# Need some info on a Farmall H magneto.



## Country Boy (Mar 18, 2010)

I have a 47 Farmall H that has been giving me grief for some time now. It doesn't like to start and seems like the spark is too far advanced when cranking it over. The starter will turn the engine over, but then when it tries to fire, it kicks back against the starter and it can hardly turn it past. I have to start it at idle to even have a chance of it starting. The problem comes and goes, so I know its not a internal engine issue. I set the distributor to the fully retarded position, and its still acting up. I'm starting to think that the spark advance system is in need of repair. Does anyone know of a good repair guide for these things? I'd like to know the specs on everything so I can check for worn parts.

What got me going on this was I just rebuilt the distributor on my 574 and found that the flyweights and springs for the spark advance were badly rusted and stuck in place. I freed them up and got it lubed, and now the tractor is like a whole new machine. It instantly responds to the throttle and it has a lot more pulling power than it did. I'm hoping I can get the same results with the H. The tractor runs smoothly, its just such a bear to get started.


----------



## Mickey (Aug 14, 2010)

From your description, it does sound like the timing is advanced but how/why is it happening? Have you actually checked the timing? If so, how does it look?

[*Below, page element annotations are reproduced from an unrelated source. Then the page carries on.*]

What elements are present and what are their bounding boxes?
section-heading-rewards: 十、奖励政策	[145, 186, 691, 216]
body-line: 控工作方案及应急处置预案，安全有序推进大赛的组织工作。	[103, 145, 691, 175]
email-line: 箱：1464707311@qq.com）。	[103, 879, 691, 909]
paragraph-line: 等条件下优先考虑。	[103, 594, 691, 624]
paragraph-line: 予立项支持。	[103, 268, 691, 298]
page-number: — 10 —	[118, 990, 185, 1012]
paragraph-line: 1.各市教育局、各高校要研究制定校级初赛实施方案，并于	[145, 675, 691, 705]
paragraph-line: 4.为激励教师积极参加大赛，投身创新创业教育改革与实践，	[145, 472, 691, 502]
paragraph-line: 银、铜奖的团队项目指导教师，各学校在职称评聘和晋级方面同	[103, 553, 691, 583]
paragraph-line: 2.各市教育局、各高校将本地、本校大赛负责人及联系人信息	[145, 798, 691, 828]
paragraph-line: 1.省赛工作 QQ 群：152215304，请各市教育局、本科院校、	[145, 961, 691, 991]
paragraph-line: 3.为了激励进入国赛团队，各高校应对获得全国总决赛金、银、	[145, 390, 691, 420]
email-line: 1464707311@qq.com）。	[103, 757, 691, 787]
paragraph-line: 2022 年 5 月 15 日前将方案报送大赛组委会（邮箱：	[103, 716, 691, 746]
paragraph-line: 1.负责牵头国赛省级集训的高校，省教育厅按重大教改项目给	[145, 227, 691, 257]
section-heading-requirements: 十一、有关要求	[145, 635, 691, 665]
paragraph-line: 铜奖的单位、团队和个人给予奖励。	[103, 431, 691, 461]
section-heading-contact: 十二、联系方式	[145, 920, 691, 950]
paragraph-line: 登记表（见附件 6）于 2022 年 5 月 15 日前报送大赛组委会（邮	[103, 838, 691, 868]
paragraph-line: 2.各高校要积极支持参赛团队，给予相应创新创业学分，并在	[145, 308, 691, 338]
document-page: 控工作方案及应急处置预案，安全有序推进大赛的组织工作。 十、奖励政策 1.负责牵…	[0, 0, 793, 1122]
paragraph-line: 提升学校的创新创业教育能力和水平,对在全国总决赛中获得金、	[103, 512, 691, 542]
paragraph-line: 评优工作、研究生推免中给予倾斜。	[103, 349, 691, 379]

You shouldn't have any problem finding a manual for the mag. Just need to know where to look. I'd start checking out web sites that cater to old engines and or machinery. This past week I purchased a manual for the mag on a recently purchased hit-n-miss. The manual was for a WICO mag type PR. Found it on ebay. It's a reprint but who cares? When you're looking things for an 90 yr old engine, you can't be too picky.

Have you done a search on the mag brand/model? That should turn something up. Good luck


----------



## Country Boy (Mar 18, 2010)

Haven't had much time to do any research yet. My dad informed me that he had bought a magneto manual for the tractor years ago and he "thinks he might know where it is", so we'll see. From the troubles I've been having, it almost seems like the timing sometimes gets stuck in the advanced position when starting and sometimes doesn't. I'm hoping its just that the flyweights or whatnot are just rusty/sticky and need to be cleaned. I haven't checked the timing with a light or anything yet, but when I rebuilt the tractor in college, I made sure everything was lined up and the engines instructor double checked everything because he had a lot of experience with the old Farmalls from his farming days.


----------



## Mickey (Aug 14, 2010)

Country Boy said:


> Haven't had much time to do any research yet. My dad informed me that he had bought a magneto manual for the tractor years ago and he "thinks he might know where it is", so we'll see. From the troubles I've been having, *it almost seems like the timing sometimes gets stuck in the advanced position when starting and sometimes doesn't.* I'm hoping its just that the flyweights or whatnot are just rusty/sticky and need to be cleaned. I haven't checked the timing with a light or anything yet, but when I rebuilt the tractor in college, I made sure everything was lined up and the engines instructor double checked everything because he had a lot of experience with the old Farmalls from his farming days.


That's what crossed my mind.


----------